Force induced pathways for CI2. The TM-score between pair of proteins in CI2 family superimposed with the correlation between the unfolding pathways. The order of proteins are same as Fig 1-A. The most divergent floppy mode curves as a function of \(\langle z\rangle\) are represented by dotted lines in (B) and by red lines in (A).

Conclusion

We investigated the changes in the local and global structure of small single domain proteins during thermal and force-induced unfolding. Coarse-grained simulations based on the Gaussian Network Model43 were used to obtain the unfolding pathways. The local structural features were captured using the shear part of the strain which peaks at the flexible regions of the protein. The high shear regions occur at the ends and at the hinge site of the proteins. We found strong correlations between the high shear and the order of bond breaking which suggests that the bond breaking starts at the high shear regions and spreads to regions of low shear until the entire protein becomes floppy.

We simulated the unfolding pathways for the members of CI2 and Barnase families. For thermal unfolding of both CI2 and families, the unfolding pathways have qualitative agreement with the TM-score implying that the structural dissimilarity lead to very different unfolding pathways. However for force-induced unfolding for CI2 this agreement is very weak. The force-induced unfolding pathways are very similar for almost all the proteins in the family even for low TM-scores.
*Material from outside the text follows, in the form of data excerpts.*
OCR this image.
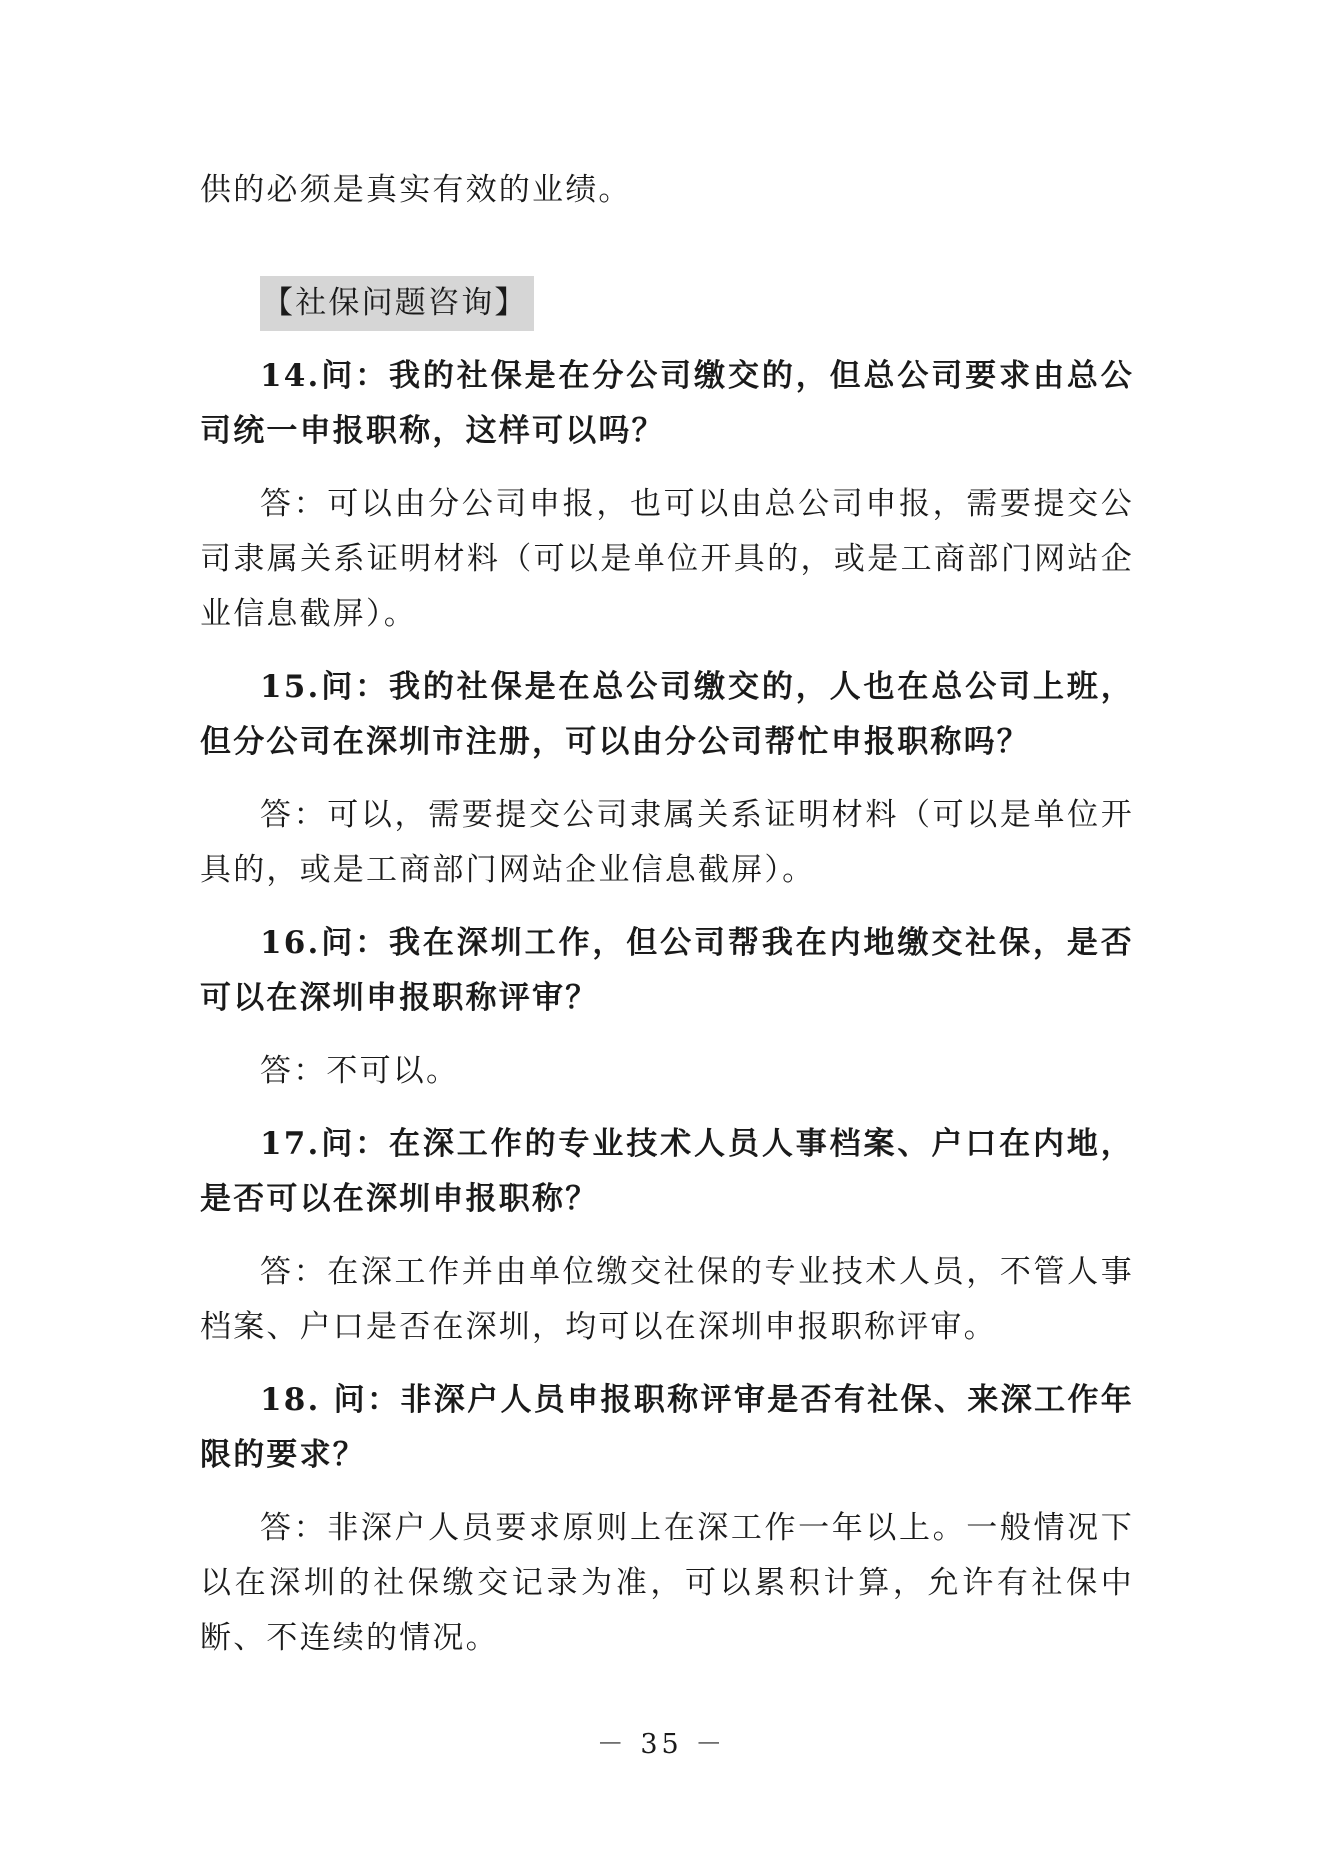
供的必须是真实有效的业绩。

【社保问题咨询】

14.问：我的社保是在分公司缴交的，但总公司要求由总公司统一申报职称，这样可以吗？

答：可以由分公司申报，也可以由总公司申报，需要提交公司隶属关系证明材料（可以是单位开具的，或是工商部门网站企业信息截屏）。

15.问：我的社保是在总公司缴交的，人也在总公司上班，但分公司在深圳市注册，可以由分公司帮忙申报职称吗？

答：可以，需要提交公司隶属关系证明材料（可以是单位开具的，或是工商部门网站企业信息截屏）。

16.问：我在深圳工作，但公司帮我在内地缴交社保，是否可以在深圳申报职称评审？

答：不可以。

17.问：在深工作的专业技术人员人事档案、户口在内地，是否可以在深圳申报职称？

答：在深工作并由单位缴交社保的专业技术人员，不管人事档案、户口是否在深圳，均可以在深圳申报职称评审。

18. 问：非深户人员申报职称评审是否有社保、来深工作年限的要求？

答：非深户人员要求原则上在深工作一年以上。一般情况下以在深圳的社保缴交记录为准，可以累积计算，允许有社保中断、不连续的情况。

－ 35 －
Additionally, we explored how the global structural parameter, the number of floppy modes, behaves during unfolding. The number of floppy modes increases with unfolding and we found that the proteins which have similar unfolding pathways have converging behavior of these floppy mode curves, while the proteins with very different unfolding pathways have divergent floppy mode curves. This implies that the number of floppy modes serves as a tool to characterize variations in protein unfolding pathways. Analysis of the proteins’ 3D structures reveals that divergent floppy mode behavior stems more from the differences in their tertiary structures than their secondary structures.

Overall we find two tools: 1. the shear that contains the local structural information about the protein and 2. the number of floppy modes that contains the global structural information about the protein. The interplay of these two will be useful to study the structural transitions in biomolecules.